Inflation eases, core rate at record low

Rate 'weaker than expected' despite rises in food costs, gasoline

(Reuters) — Canadian inflation eased in February, defying the trend in many other countries and removing some pressure from the Bank of Canada to soon start raising interest rates again.

Core inflation, which excludes gasoline and other volatile items, slipped to 0.9 percent year-on-year, the lowest level since January 1984, Statistics Canada said on Friday.

The overall consumer price index rose 0.3 percent in the month, the same increase as the previous month, for a 2.2 percent gain year-on-year. That was down from 2.3 percent in January and just below the consensus forecast of 2.3 percent.

"Inflation was weaker than expected despite food costs rising modestly, gasoline rising modestly, but there was really very little inflation pressure in other components," said Sal Guatieri, senior economist at BMO Capital Markets.

Gasoline and restaurant food costs were the biggest contributors to inflation in the year to February. They were partially offset by a sharp drop in traveler accommodation, which tumbled from a year-earlier spike caused by the Winter Olympics in Whistler, British Columbia.

The drop in hotel rates along with lower passenger vehicle prices explained the weak core inflation rate, Statscan said.

"The weak inflation numbers coupled with the global economic concerns should weigh toward keeping the (central) bank on the sideline until July, even in the face of stronger than expected Canadian economic growth," Guatieri said.

The currency was little changed after the data, holding at around $0.9828 to the U.S. dollar, or US$1.0175, and was also firmer than Thursday's North American session close at $0.9863 to the U.S. dollar, or US$1.0139.

Bond prices firmed.
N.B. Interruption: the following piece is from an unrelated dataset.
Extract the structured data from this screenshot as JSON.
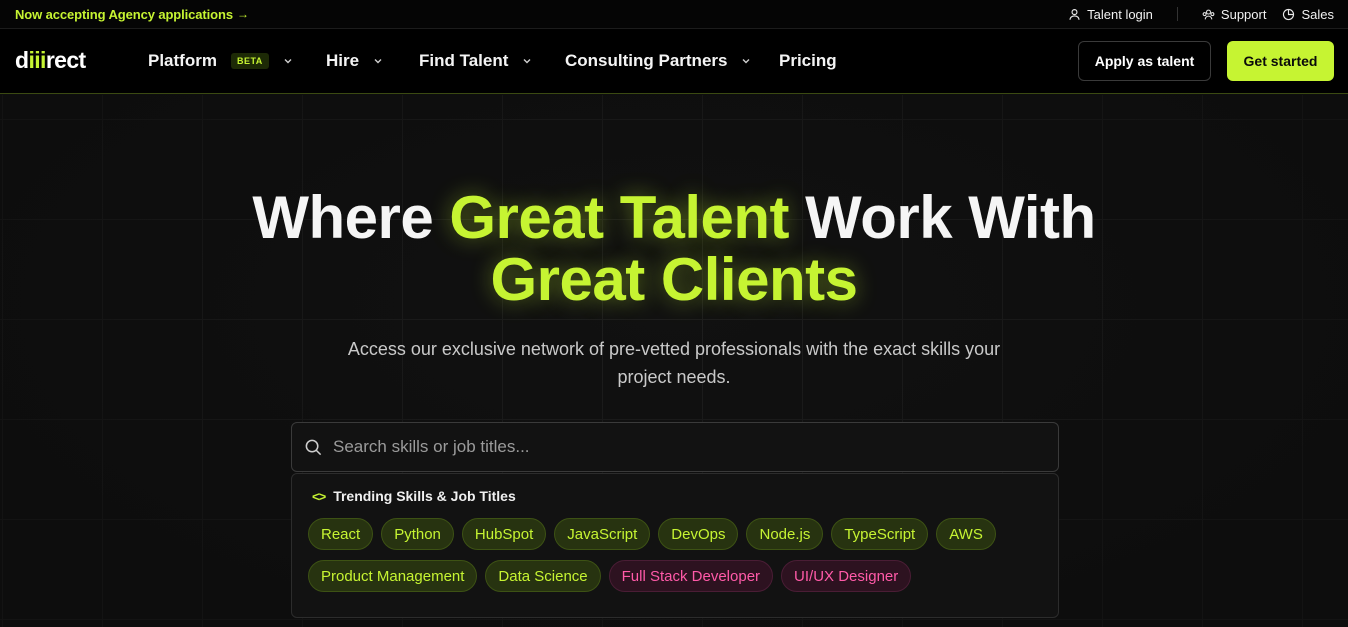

The yield on the rate-sensitive two-year Canadian government bond fell to 1. 587 percent from 1.608 percent just before the report.

Contrasts with E.U., U.S.

Large gains in food and energy costs have propelled global inflation rates higher for the past few months.

The Canadian figures contrast with other data showing U.S. consumer prices increased at their fastest pace in more than 1-1/2 years in February and euro zone inflation jumped well above the European Central Bank's target.

The report does little to challenge market expectations that the central bank, which targets 2 percent inflation, will keep its benchmark rate on hold at one per cent for at least the next few months.

"If the bank is worried about global economic growth, it gives them a scope to pause," said Sheryl King, chief economist in Canada at Banc of America Merrill Lynch.

"Rates are going to continue to rise. It may not rise as aggressively as I expected," she said, adding that "markets (are) still probably underestimating how much policy normalization the bank has to do."

The bank lifted borrowing costs from emergency lows three times between June and September 2010 before moving to the sidelines pending more evidence of economic recovery.

Economists and strategists in a Reuters poll on February 24 widely expected the Bank of Canada to resume hiking interest rates on May 31.

Overnight index swaps, which trade based on expectations for the key central bank rate, showed traders scaled back bets for Bank of Canada rate hikes in the coming months. The Reuters calculation of the swaps shows traders see a 96.65 percent chance the bank will hold rates steady on April 12.